Tahira Begum decided to join the crowd, Chopan said. As they reached the encounter site, he said, a confrontation broke out between protesters and soldiers. The soldiers “resorted to firing and she was hit by a bullet in her stomach and chest” he said.
The statement by the police said that Begum succumbed to injuries inflicted in a crossfire when “some terrorists outside a house opened fire on the joint search party which was retaliated”. The army, on the other hand, said that two civilians were killed in mob control and not crossfire.

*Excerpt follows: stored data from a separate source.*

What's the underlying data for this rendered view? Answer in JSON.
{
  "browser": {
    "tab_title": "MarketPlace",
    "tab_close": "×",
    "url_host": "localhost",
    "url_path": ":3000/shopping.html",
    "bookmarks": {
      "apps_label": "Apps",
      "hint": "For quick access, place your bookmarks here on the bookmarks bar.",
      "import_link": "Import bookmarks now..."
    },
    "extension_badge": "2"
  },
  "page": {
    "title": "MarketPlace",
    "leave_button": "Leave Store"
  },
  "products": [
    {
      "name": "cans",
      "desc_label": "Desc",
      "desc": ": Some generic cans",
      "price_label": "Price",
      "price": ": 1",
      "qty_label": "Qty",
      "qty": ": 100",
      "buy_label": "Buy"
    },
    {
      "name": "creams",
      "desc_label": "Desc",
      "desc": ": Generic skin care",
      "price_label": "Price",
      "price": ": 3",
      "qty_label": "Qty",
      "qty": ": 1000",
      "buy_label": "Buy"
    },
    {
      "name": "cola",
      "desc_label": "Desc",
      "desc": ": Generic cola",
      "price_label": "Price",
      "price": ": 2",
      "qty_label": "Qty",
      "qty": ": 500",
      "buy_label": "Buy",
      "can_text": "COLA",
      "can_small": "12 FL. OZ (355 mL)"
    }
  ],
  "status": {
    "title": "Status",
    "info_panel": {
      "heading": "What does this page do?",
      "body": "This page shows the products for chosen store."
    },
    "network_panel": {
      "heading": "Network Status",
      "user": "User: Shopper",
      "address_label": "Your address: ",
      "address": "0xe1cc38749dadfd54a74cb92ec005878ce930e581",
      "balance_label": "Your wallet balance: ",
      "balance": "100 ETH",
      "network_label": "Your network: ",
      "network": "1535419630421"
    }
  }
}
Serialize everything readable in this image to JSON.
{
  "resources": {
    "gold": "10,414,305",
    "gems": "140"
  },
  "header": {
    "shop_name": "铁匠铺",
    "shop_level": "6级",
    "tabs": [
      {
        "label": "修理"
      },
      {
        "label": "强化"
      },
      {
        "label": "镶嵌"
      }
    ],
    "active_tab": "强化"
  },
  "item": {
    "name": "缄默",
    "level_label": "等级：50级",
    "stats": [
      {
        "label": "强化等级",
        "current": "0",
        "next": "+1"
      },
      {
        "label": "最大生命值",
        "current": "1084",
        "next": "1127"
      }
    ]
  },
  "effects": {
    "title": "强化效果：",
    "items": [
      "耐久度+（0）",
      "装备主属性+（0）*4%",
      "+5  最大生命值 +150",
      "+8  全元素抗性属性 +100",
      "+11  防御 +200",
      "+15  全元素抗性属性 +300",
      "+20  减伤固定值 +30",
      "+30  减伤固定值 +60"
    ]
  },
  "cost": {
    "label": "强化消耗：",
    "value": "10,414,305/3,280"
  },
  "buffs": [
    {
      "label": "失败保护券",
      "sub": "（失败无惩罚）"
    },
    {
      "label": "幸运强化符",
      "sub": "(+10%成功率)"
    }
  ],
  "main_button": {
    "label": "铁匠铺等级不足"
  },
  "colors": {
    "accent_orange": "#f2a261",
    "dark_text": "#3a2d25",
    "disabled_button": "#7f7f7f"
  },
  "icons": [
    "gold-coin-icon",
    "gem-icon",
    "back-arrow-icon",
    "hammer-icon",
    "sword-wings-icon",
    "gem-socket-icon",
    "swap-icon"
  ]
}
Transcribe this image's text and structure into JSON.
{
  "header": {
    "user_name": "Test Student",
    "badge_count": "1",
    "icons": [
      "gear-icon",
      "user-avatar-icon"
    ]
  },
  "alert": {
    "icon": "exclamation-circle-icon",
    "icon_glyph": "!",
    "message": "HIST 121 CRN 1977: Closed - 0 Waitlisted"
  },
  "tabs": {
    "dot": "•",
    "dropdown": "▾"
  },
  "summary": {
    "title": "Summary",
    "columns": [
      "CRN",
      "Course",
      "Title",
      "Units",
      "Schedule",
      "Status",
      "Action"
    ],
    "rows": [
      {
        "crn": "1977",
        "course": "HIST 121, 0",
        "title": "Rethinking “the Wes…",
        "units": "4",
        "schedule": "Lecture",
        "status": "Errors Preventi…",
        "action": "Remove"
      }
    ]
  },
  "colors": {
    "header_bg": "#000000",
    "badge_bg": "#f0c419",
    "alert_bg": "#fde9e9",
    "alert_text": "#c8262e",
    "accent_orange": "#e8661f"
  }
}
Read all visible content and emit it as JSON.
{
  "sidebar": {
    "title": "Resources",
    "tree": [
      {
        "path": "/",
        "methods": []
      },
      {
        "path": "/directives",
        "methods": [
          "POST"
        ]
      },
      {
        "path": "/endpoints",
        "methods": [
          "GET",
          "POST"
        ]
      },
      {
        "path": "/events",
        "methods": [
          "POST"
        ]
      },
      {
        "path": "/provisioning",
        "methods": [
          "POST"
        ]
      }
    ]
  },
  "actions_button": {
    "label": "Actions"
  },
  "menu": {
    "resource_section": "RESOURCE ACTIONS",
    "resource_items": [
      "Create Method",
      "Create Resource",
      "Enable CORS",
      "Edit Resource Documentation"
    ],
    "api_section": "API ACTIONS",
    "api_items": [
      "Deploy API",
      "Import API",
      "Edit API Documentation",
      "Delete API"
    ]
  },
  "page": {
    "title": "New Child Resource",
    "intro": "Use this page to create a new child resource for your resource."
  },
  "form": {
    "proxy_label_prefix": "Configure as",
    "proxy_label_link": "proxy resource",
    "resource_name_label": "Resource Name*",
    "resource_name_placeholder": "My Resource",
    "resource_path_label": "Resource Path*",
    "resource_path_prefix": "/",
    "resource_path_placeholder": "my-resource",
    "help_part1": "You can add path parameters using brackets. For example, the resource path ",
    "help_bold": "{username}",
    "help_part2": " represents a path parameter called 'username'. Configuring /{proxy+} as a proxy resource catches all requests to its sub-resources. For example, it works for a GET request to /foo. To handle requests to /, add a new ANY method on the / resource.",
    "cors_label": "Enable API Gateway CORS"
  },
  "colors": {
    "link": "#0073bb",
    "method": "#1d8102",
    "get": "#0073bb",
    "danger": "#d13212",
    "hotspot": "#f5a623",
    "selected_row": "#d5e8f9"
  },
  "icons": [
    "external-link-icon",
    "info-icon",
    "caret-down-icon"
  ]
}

Begum is survived by a husband and three children. Villagers estimate that Begum was killed at around 6 am and refute the police’s claim. “It was target fire,” Ganai alleged. He claimed that “the other boy, who was also killed, was targeted and fired at”.
Five others were injured in the action. Tariq Ahmad Chopan, a resident of Dehruna village, who was hit in the neck succumbed to his injuries at the Sher-i-Kashmir Institute of Medical Sciences in Soura area of Srinagar, more than 65 kms away.
‘We are all Mujahideen’
On Sunday, the Kashmir valley witnessed a shutdown to protest the deaths of the two civilians. In Dialgam in the afternoon, dozens of people visited the encounter spot. Bricks were strewn on the grass around the destroyed home and villagers sat under the shade of walnut trees.
Inside the damaged structure, two women wailed over the destruction of their single-storeyed house: the six-rooms home had been reduced to collapsed rubble after the encounter. Villagers sought donations for the Ganai family to help them rebuild their home. The anger was palpable.
“Our kids pick up guns only because there is such oppression,” a man with greying beard said. “Had the people injured been shot in the legs, we would understand. But someone hit in the neck or the head or stomach is not aerial firing. That is targeting.”
A young man from the crowd rose to question the mainstream media’s apparent biases, especially the widespread use of the word “terrorists” instead of “militants”. The man, who did not want to be identified, said “We are all mujahideen here, we support them and Islam.” The crowd responded, “Zaroor.” Definitely.
Meanwhile security forces continue to hunt for militants. A cordon and search operation was conducted in Malangpora in Pulwama on Sunday night.